Sibarita en crisis

Hace poco, caí en una profunda crisis. "No conozco ningún bar de por aquí", me dijo el culpable, refiriéndose a su lugar de trabajo. "Prefiero coger el coche a entrar en un guarro". El cometario me hizo pensar. A mí, que soy sibarita -o debería serlo, ya que escribo de gastronomía-, las cañas que se sirven al lado de mi oficina me saben a gloria. Disfruto lo mismo descubriendo cualquier plato de Mario Sandoval o de Dani García que con las patatas bravas de ese bar de mi barrio.

Para mí, el caviar del Mar Caspio y los huevos fritos con puntillas empatan como manjares. Y estoy convencida de que mi madre y mi abuela, a partes iguales, son las mejores cocineras del mundo. ¿Qué clase de amante de lo selecto se supone que soy? ...y otro: un huevo frito con puntilla y patatas. Afortunadamente, el desasosiego duró poco. Coincidí con un importante experto en gastronomía en Príncipe de Viana, uno de los restaurantes imprescindibles de Madrid. Y me explicó que en esto del comer bien hay varias reglas sagradas y tácitas. Una de ellas dice que lo que le guste al comensal va a misa.
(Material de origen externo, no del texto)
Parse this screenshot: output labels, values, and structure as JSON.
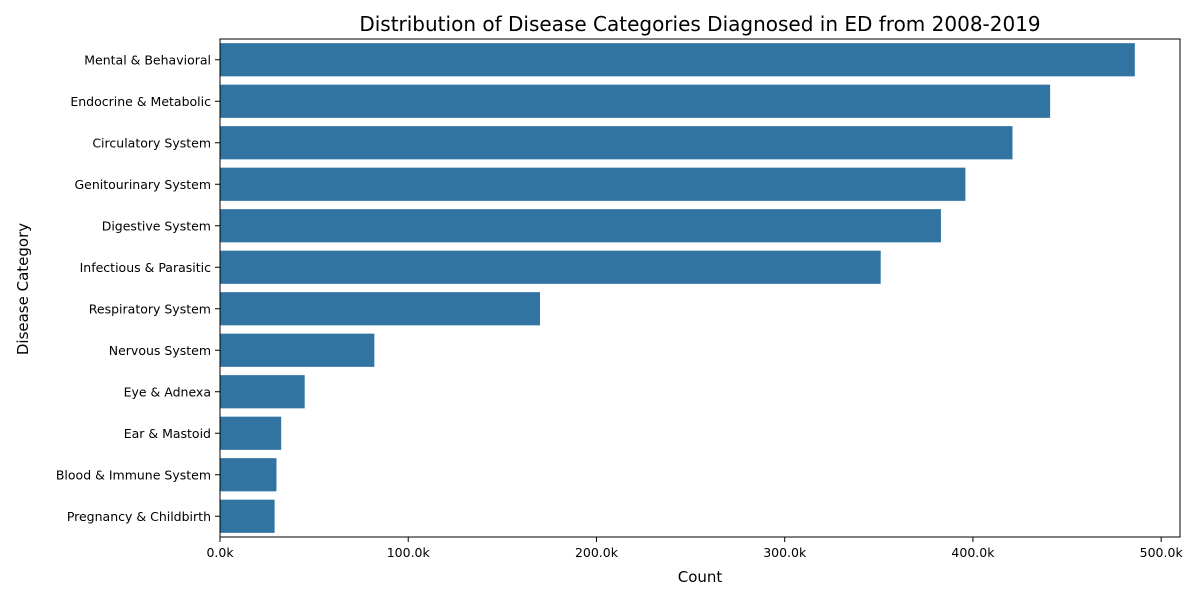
{
  "chart_data": {
    "type": "bar",
    "orientation": "horizontal",
    "title": "Distribution of Disease Categories Diagnosed in ED from 2008-2019",
    "xlabel": "Count",
    "ylabel": "Disease Category",
    "xlim": [
      0,
      510000
    ],
    "x_ticks": [
      0,
      100000,
      200000,
      300000,
      400000,
      500000
    ],
    "x_tick_labels": [
      "0.0k",
      "100.0k",
      "200.0k",
      "300.0k",
      "400.0k",
      "500.0k"
    ],
    "grid": false,
    "bar_color": "#3274a1",
    "categories": [
      "Mental & Behavioral",
      "Endocrine & Metabolic",
      "Circulatory System",
      "Genitourinary System",
      "Digestive System",
      "Infectious & Parasitic",
      "Respiratory System",
      "Nervous System",
      "Eye & Adnexa",
      "Ear & Mastoid",
      "Blood & Immune System",
      "Pregnancy & Childbirth"
    ],
    "values": [
      486000,
      441000,
      421000,
      396000,
      383000,
      351000,
      170000,
      82000,
      45000,
      32500,
      30000,
      29000
    ]
  }
}
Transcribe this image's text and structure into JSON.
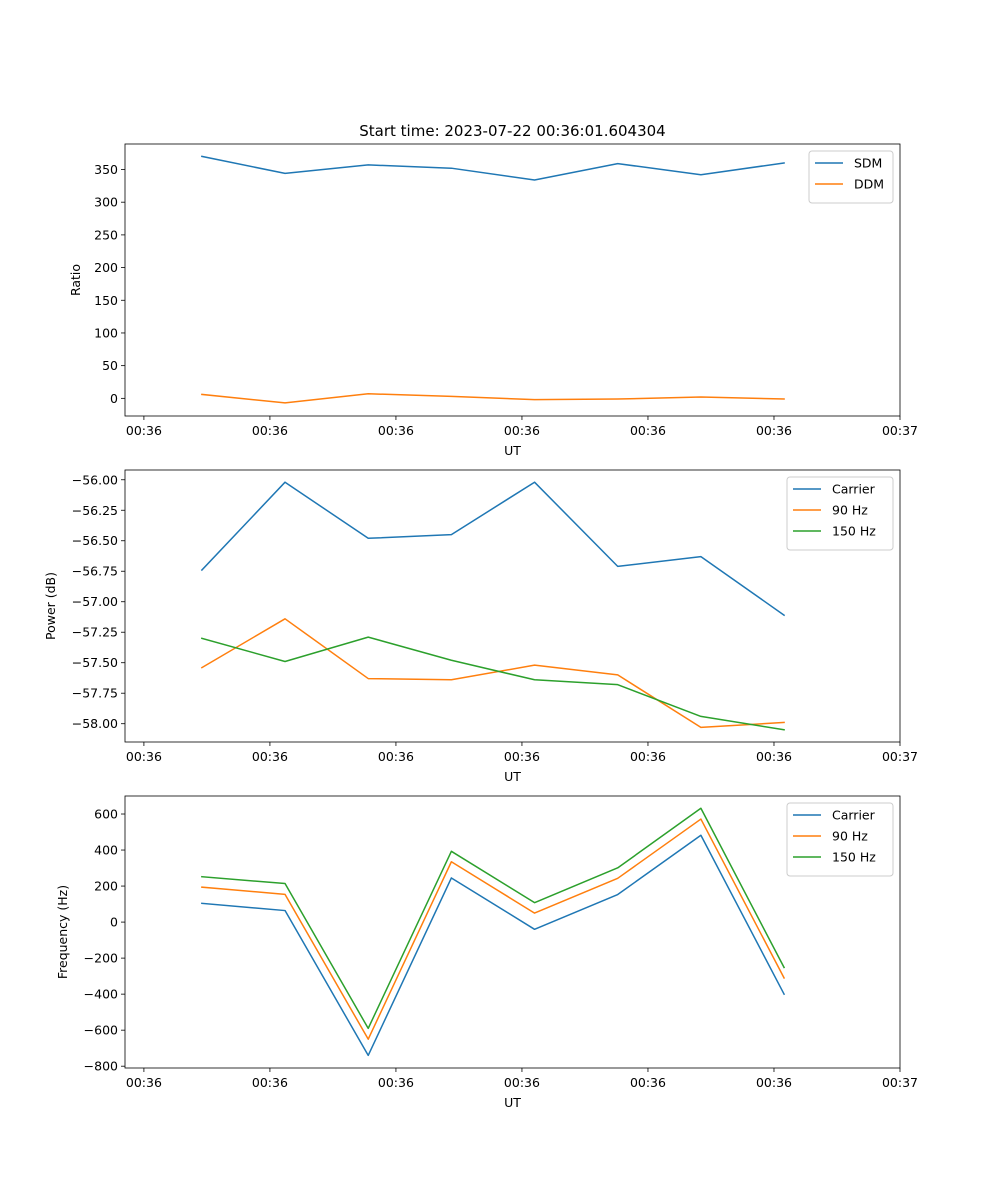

No importa si se pide un albariño con un chuletón. Es lo que le gusta y punto. Otra se fija en la importancia que se le concede a los platos de toda la vida.

Lo tradicional está volviendo con fuerza a los fogones, y no sólo porque permita ahorrar costes a un restaurador. La tercera de estas normas pasa por un profundo respeto a lo que se cocina en cada hogar. "Claudia Schiffer está muy bien, pero a mí la que me gusta de verdad es mi mujer", sentenció el experto. Así que no tenga ningún reparo en hablar de ese restaurante pequeño y modesto donde, para usted, sirven el mejor cocido. O en asegurar que las cañas mejor tiradas son las de ese bar de su barrio. Seguirá siendo tan sibarita como el que más.